# Help Me Modify My PFS



## Arber (Mar 30, 2013)

So I have been working on this Brazilian cherry PFS but I don't know what next step to take with this slingshot. This is my slingshot.


----------



## PorkChopSling (Jan 17, 2013)

Well, it looks fine, and will do the job. Everything else is just your preferences on how you want it to look. I mean you could round the handle more or not, you could sand it down until it is smooth as butter, you coat it with oil or BLO or tung oil or give it a CA finish. There are a ton of choices and they are all for you to make. Good luck!!


----------



## One Shot-Corey (Nov 17, 2012)

:yeahthat:


----------



## Arber (Mar 30, 2013)

Thank You :king:


----------



## projector101 (Aug 19, 2013)

Maybe drill a hole in the handle for a paracord wristbrace/lanyard. I dothat on all my naturals.


----------



## Arber (Mar 30, 2013)

projector101 said:


> Maybe drill a hole in the handle for a paracord wristbrace/lanyard. I dothat on all my naturals.

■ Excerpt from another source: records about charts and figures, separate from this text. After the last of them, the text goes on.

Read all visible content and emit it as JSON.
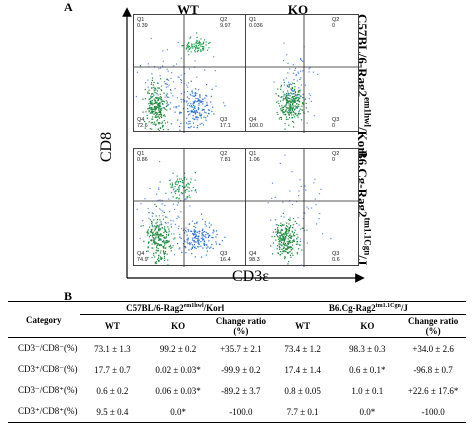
{
  "panel_a": {
    "letter": "A",
    "columns": [
      "WT",
      "KO"
    ],
    "y_axis": "CD8",
    "x_axis": "CD3ε",
    "rows": [
      {
        "label_main": "C57BL/6-Rag2",
        "label_sup": "em1hwl",
        "label_tail": "/Korl"
      },
      {
        "label_main": "B6.Cg-Rag2",
        "label_sup": "tm1.1Cgn",
        "label_tail": "/J"
      }
    ],
    "plots": [
      {
        "q1": "Q1",
        "q1v": "0.39",
        "q2": "Q2",
        "q2v": "9.97",
        "q4": "Q4",
        "q4v": "72.6",
        "q3": "Q3",
        "q3v": "17.1"
      },
      {
        "q1": "Q1",
        "q1v": "0.036",
        "q2": "Q2",
        "q2v": "0",
        "q4": "Q4",
        "q4v": "100.0",
        "q3": "Q3",
        "q3v": "0"
      },
      {
        "q1": "Q1",
        "q1v": "0.86",
        "q2": "Q2",
        "q2v": "7.81",
        "q4": "Q4",
        "q4v": "74.9",
        "q3": "Q3",
        "q3v": "16.4"
      },
      {
        "q1": "Q1",
        "q1v": "1.06",
        "q2": "Q2",
        "q2v": "0",
        "q4": "Q4",
        "q4v": "98.3",
        "q3": "Q3",
        "q3v": "0.6"
      }
    ]
  },
  "panel_b": {
    "letter": "B",
    "category_header": "Category",
    "group1_main": "C57BL/6-Rag2",
    "group1_sup": "em1hwl",
    "group1_tail": "/Korl",
    "group2_main": "B6.Cg-Rag2",
    "group2_sup": "tm1.1Cgn",
    "group2_tail": "/J",
    "sub_headers": [
      "WT",
      "KO",
      "Change ratio (%)",
      "WT",
      "KO",
      "Change ratio (%)"
    ],
    "rows": [
      {
        "cat": "CD3⁻/CD8⁻(%)",
        "c": [
          "73.1 ± 1.3",
          "99.2 ± 0.2",
          "+35.7 ± 2.1",
          "73.4 ± 1.2",
          "98.3 ± 0.3",
          "+34.0 ± 2.6"
        ]
      },
      {
        "cat": "CD3⁺/CD8⁻(%)",
        "c": [
          "17.7 ± 0.7",
          "0.02 ± 0.03*",
          "-99.9 ± 0.2",
          "17.4 ± 1.4",
          "0.6 ± 0.1*",
          "-96.8 ± 0.7"
        ]
      },
      {
        "cat": "CD3⁻/CD8⁺(%)",
        "c": [
          "0.6 ± 0.2",
          "0.06 ± 0.03*",
          "-89.2 ± 3.7",
          "0.8 ± 0.05",
          "1.0 ± 0.1",
          "+22.6 ± 17.6*"
        ]
      },
      {
        "cat": "CD3⁺/CD8⁺(%)",
        "c": [
          "9.5 ± 0.4",
          "0.0*",
          "-100.0",
          "7.7 ± 0.1",
          "0.0*",
          "-100.0"
        ]
      }
    ]
  }
}
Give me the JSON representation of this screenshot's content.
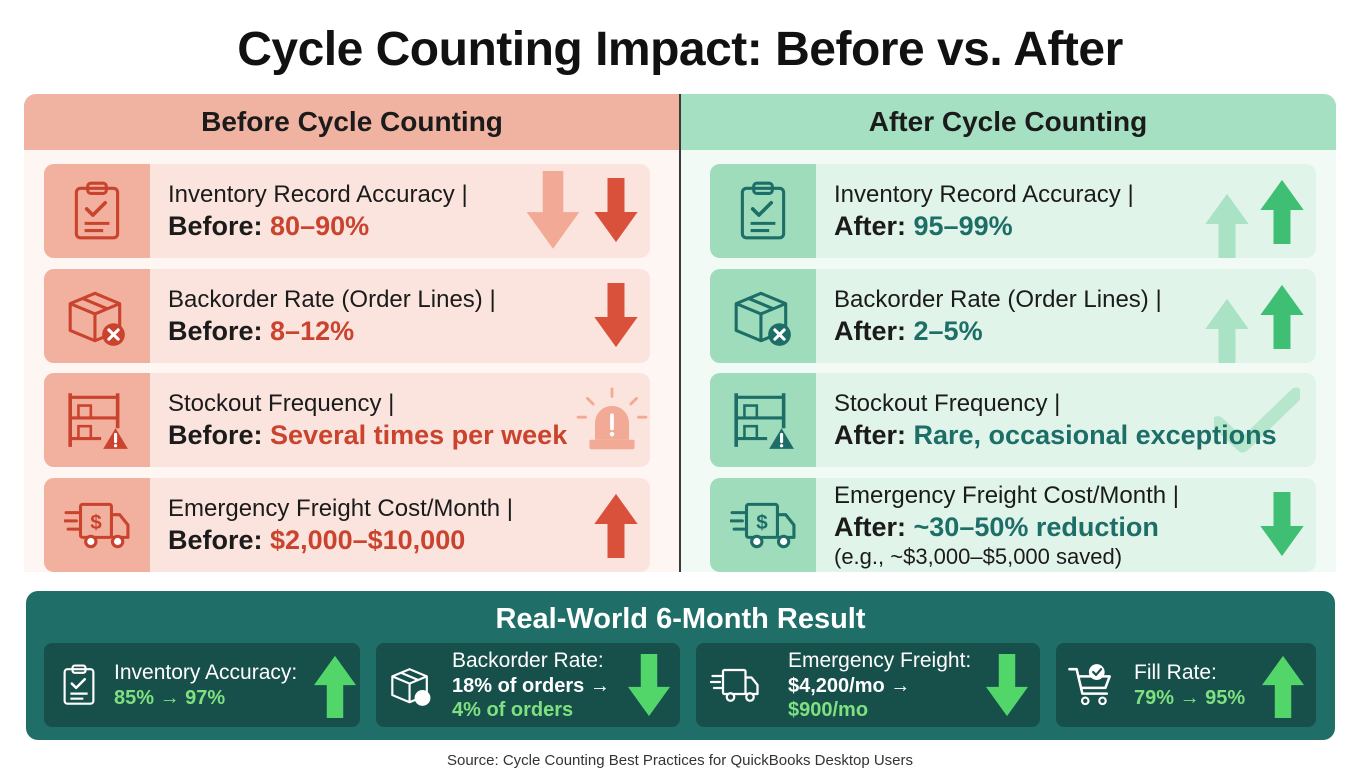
{
  "title": "Cycle Counting Impact: Before vs. After",
  "before": {
    "header": "Before Cycle Counting",
    "cards": [
      {
        "label": "Inventory Record Accuracy |",
        "prefix": "Before:",
        "value": "80–90%",
        "icon": "clipboard-check-icon",
        "arrows": [
          "arrow-down-faded",
          "arrow-down"
        ]
      },
      {
        "label": "Backorder Rate (Order Lines) |",
        "prefix": "Before:",
        "value": "8–12%",
        "icon": "box-x-icon",
        "arrows": [
          "arrow-down"
        ]
      },
      {
        "label": "Stockout Frequency |",
        "prefix": "Before:",
        "value": "Several times per week",
        "icon": "empty-shelf-warning-icon",
        "arrows": [
          "alarm-siren-icon"
        ]
      },
      {
        "label": "Emergency Freight Cost/Month |",
        "prefix": "Before:",
        "value": "$2,000–$10,000",
        "icon": "fast-truck-dollar-icon",
        "arrows": [
          "arrow-up"
        ]
      }
    ]
  },
  "after": {
    "header": "After Cycle Counting",
    "cards": [
      {
        "label": "Inventory Record Accuracy |",
        "prefix": "After:",
        "value": "95–99%",
        "icon": "clipboard-check-icon",
        "arrows": [
          "arrow-up-faded",
          "arrow-up"
        ]
      },
      {
        "label": "Backorder Rate (Order Lines) |",
        "prefix": "After:",
        "value": "2–5%",
        "icon": "box-x-icon",
        "arrows": [
          "arrow-up-faded",
          "arrow-up"
        ]
      },
      {
        "label": "Stockout Frequency |",
        "prefix": "After:",
        "value": "Rare, occasional exceptions",
        "icon": "empty-shelf-warning-icon",
        "arrows": [
          "checkmark-faded-icon"
        ]
      },
      {
        "label": "Emergency Freight Cost/Month |",
        "prefix": "After:",
        "value": "~30–50% reduction",
        "note": "(e.g., ~$3,000–$5,000 saved)",
        "icon": "fast-truck-dollar-icon",
        "arrows": [
          "arrow-down"
        ]
      }
    ]
  },
  "result": {
    "title": "Real-World 6-Month Result",
    "items": [
      {
        "label": "Inventory Accuracy:",
        "line1": "85% → 97%",
        "icon": "clipboard-check-icon",
        "arrow": "up"
      },
      {
        "label": "Backorder Rate:",
        "line1": "18% of orders →",
        "line2": "4% of orders",
        "icon": "box-x-icon",
        "arrow": "down"
      },
      {
        "label": "Emergency Freight:",
        "line1": "$4,200/mo →",
        "line2": "$900/mo",
        "icon": "fast-truck-icon",
        "arrow": "down"
      },
      {
        "label": "Fill Rate:",
        "line1": "79% → 95%",
        "icon": "cart-check-icon",
        "arrow": "up"
      }
    ]
  },
  "source": "Source: Cycle Counting Best Practices for QuickBooks Desktop Users",
  "colors": {
    "before_header": "#f0b3a2",
    "after_header": "#a6e0c2",
    "before_value": "#c9432e",
    "after_value": "#1e6e68",
    "result_bg": "#1f6f68",
    "result_green": "#7ee07f",
    "arrow_red": "#d9513b",
    "arrow_green": "#3fbf74"
  }
}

I have had very bad expieriences with drilling holes into my slingshots.


----------



## projector101 (Aug 19, 2013)

I get that. I ruined one of my forks by slippinng the drill and breaking the handle.


----------



## Imperial (Feb 9, 2011)

have you taken a look at some pfs pics in the gallery? maybe you'll get some inspiration from one of the many pics.


----------



## Arber (Mar 30, 2013)

Actually, I haven't taken a look at the other PFSs in the gallery. Thanks for the idea.


----------